We also investigated whether the clinical data, functional capacity, posture, and balance could independently predict the pulmonary function. In this investigation, the X SD, Vx, and MIP were covariates for the FEV1. Mientjes and Frank (45) demonstrated that the modified control of trunk muscles and the reduction in trunk movement were associated with increased COP displacement, particularly in the mediolateral direction. Thus, it is reasonable to imagine that these changes may be more marked in adults with severe asthma. The relationship between the FEV1 and the MIP is also noteworthy. In adults with asthma, hyperinflation leads to flattening of the diaphragm, causing a mechanical disadvantage and impaired function of the inspiratory muscles (46).

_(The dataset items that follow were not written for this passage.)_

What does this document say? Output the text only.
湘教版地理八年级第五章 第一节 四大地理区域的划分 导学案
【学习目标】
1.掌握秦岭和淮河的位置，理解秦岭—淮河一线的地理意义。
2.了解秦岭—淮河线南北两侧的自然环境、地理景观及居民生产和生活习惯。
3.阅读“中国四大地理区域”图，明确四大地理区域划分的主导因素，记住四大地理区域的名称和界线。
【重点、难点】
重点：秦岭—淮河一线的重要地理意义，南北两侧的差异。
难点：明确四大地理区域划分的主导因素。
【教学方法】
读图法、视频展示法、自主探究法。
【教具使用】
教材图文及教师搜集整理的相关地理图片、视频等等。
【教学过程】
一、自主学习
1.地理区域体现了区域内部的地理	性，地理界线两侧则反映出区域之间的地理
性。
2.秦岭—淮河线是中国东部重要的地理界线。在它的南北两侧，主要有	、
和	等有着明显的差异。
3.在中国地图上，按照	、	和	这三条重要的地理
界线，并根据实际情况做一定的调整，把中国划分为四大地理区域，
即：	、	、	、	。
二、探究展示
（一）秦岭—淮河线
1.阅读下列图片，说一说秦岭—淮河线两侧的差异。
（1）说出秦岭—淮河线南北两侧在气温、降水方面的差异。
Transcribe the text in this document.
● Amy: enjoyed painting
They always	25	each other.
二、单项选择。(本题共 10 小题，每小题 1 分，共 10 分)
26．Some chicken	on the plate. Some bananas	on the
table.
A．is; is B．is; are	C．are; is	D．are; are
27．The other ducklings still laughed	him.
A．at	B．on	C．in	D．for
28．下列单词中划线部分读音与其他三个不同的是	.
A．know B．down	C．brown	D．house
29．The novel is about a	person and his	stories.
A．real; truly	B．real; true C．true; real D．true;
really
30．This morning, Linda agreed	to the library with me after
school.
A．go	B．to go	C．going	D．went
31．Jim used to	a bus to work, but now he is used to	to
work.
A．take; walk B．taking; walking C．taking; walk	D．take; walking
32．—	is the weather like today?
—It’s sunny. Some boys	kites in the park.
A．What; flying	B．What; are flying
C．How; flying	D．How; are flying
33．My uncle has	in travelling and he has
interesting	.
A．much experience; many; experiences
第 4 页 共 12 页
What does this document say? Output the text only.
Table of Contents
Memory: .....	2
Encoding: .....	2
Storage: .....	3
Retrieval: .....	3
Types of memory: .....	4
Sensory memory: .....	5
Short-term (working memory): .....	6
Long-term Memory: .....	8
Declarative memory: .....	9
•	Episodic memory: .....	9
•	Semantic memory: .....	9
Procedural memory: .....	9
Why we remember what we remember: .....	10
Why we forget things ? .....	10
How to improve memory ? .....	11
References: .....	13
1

The lack of a control group, the cross-sectional design, and the small sample size are the main limitations of the present study. Due to the lack of a control group, we cannot definitively conclude that the changes found are exclusively or mainly caused by the disease severity. In addition, the present study is a cross-sectional analysis, which makes the establishment of cause-effect relationships difficult. Thus, longitudinal studies may better clarify these findings. Furthermore, additional investigations using the 'classification of asthma by level of control' (1) may provide new insights regarding balance and its relationship to the QOL.
We conclude that, in adult individuals with asthma, pulmonary function is associated with balance control in the mediolateral direction but does not influence the postural changes or QOL in these patients.